Crow v. State

MATHIAS, Judge,

dissenting.

I respectfully dissent.

The majority acknowledges that in Robinson v. State, 789 N.E.2d 965 (Ind.Ct.App.2003), trans. granted, this court held that the determination of good time eredit is an administrative function and does not lie within the discretion of the trial courts. Although Robinson's holding has been vacated by our supreme court's grant of transfer, I maintain that its analysis is correct.

As we noted in Robinson, "it is evident that the deprivation or restoration of a person's credit time is a discretionary matter entrusted not to the courts but to the administrators of the DOC" (footnote omitted). 789 N.E.2d at 967 (quoting Campbell v. State, 714 N.E.2d 678, 683-84 (Ind.Ct.App.1999)). Indiana Code section 11-11-5-3 expressly gives the DOC the authority "to deprive a prisoner of earned credit time under [Indiana Code section] 85-50-6-5(a) as a disciplinary action for violating the rules of the DOC or a penal facility." Campbell, 714 N.E2d at 683. "Because pre-sentence jail time is a matter of statutory right, trial courts generally do not have discretion in awarding or denying such credit." Molden v. State, 750 N.E.2d 448, 449 (Ind.Ct.App.2001).

Further, a prisoner must be accorded a hearing to determine his guilt or innocence and must be given procedural due process protections before a deprivation of credit time may occur. Ind.Code § 85-50-6-5(b) (1998). After a review of the procedural safeguards enumerated in Indiana Code section 35-50-6-4(c), our court observed in Campbell that the legislature intended that the DOC conduct that hearing. 714 N.E.2d at 638. Campbell held that the statutory scheme provided that the legislature intended that the grant or denial of credit time be the province of the DOC and not the trial court. Id. at 683-84.

In reaching its decision, the majority places significant emphasis on the distinction between pre-sentence and post-sentence credit time. Slip. op. at 328. However, the legislature's intention regarding credit time determinations is the same in the context of pre-sentence and post-sentence incarceration. Under Indiana Administrative Code, title 210, rule 8-1-17, each sheriff is required to establish rules for inmate conduct and may, as a disciplinary action for violation of such rules, reassign prisoners to a lower credit time class or deprive them of earned credit time pursuant to the same 'statutory scheme and *326procedural safeguards. Further, Indiana code section 35-50-6-5.5 provides that "[a] person who has been reassigned to a lower credit time class or has been deprived of earned credit time may appeal the decision to the commissioner of the department of correction 'or the sheriff." Importantly, nothing in the statutes or administrative code section providing for the granting and denial of good time credit distinguishes between good time credit earned before sentencing and that earned after sentencing. See Ind.Code § 11-11-5; § 85-50-6-4 ("a person imprisoned for a crime or imprisoned awaiting trial or sentencing is initially assigned to Class I.") (emphasis added); § 35-50-6-5; § 35-50-6-5.5; Ind. Admin. Code tit. 210, r. 3-11-17.

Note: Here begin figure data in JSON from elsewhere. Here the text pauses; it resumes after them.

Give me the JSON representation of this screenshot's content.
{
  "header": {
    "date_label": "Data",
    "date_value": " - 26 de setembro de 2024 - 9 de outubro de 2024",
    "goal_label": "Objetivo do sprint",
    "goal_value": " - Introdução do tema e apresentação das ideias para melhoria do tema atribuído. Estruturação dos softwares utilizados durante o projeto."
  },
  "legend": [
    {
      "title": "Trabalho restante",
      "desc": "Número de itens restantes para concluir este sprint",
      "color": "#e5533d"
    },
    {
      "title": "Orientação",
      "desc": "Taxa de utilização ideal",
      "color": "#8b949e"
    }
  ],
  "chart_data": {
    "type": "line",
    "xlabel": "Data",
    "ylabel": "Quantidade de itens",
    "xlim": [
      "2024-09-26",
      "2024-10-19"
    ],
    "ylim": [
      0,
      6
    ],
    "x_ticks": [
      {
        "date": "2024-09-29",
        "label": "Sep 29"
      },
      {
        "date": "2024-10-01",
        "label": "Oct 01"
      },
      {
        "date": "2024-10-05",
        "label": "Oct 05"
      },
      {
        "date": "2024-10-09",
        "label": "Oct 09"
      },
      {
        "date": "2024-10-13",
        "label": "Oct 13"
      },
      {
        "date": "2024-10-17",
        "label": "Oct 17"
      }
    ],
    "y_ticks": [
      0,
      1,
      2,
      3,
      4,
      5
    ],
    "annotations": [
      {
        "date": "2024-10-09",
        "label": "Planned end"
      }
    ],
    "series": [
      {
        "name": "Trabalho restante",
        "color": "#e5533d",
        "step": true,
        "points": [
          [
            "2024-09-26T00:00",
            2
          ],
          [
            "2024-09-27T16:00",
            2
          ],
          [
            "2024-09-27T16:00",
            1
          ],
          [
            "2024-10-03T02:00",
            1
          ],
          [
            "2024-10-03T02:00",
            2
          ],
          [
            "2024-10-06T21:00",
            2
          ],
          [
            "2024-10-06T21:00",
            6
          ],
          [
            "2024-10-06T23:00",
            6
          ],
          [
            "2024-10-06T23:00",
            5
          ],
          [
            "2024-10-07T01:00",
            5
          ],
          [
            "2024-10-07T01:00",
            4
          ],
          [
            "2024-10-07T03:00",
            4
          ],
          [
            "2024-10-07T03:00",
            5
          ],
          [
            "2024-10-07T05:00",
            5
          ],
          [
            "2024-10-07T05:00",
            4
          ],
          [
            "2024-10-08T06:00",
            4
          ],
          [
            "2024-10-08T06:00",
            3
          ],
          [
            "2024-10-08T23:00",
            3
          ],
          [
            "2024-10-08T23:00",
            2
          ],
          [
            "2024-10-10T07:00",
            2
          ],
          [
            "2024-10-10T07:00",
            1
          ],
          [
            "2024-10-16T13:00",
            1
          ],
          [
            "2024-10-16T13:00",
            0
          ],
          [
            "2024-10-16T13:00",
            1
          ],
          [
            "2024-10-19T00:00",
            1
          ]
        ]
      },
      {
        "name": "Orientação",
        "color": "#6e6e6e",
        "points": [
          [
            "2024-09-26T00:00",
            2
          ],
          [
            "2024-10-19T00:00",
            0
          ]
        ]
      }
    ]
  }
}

Finally, as a matter of sound public policy, it makes sense for the DOC or sheriff to determine good time credit. As the majority notes, once a defendant has been committed to the DOC, the DOC is in the best position to handle the assignment and modification of credit classes. Slip op. at 323-324. Similarly, the DOC or local sheriff is in the best position to handle the determination of good time eredit for pretrial and pre-sentencing defendants. Instead of leaving this determination to the DOC or to the sheriff, either of whom already makes the rules for inmate conduct, enforces those rules, and provides hearings for the denial of credit time, the majority would have the trial court determine a defendant's good time credit "with assistance from the local sheriff." Slip op. at 323-824. I believe it would be more sensible to abandon any distinction between pre-sentencing and post-sentencing good time credit and leave the determination exclusively to the penal authority in charge of the defendant at the time in question, whether the sheriff or DOC.

The judgment of conviction statute does require a trial court to include in its judgment, among other things, the amount of credit, including credit time earned, for time. spent in confinement before sentencing. Ind.Code § 35-38-38-2(b) (1998). Nonetheless, I would agree with the panel of this court that recently held that the trial court's failure to record a defendant's credit time earned or good time credit in its abstract of judgment does not render the defendant's sentence facially erroneous. Hatchett v. State, 794 N.E.2d 544, 547 (Ind.Ct.App.2003).

Until our supreme court clarifies the issues presented in Robinson, I believe that in light of the case law, statutes, and sound public policy considerations, the authority to grant or deny good time credit belongs to the DOC or sheriff, not to the trial court. For these reasons, I would affirm the trial court's denial of Crow's motion to correct erroneous sentence.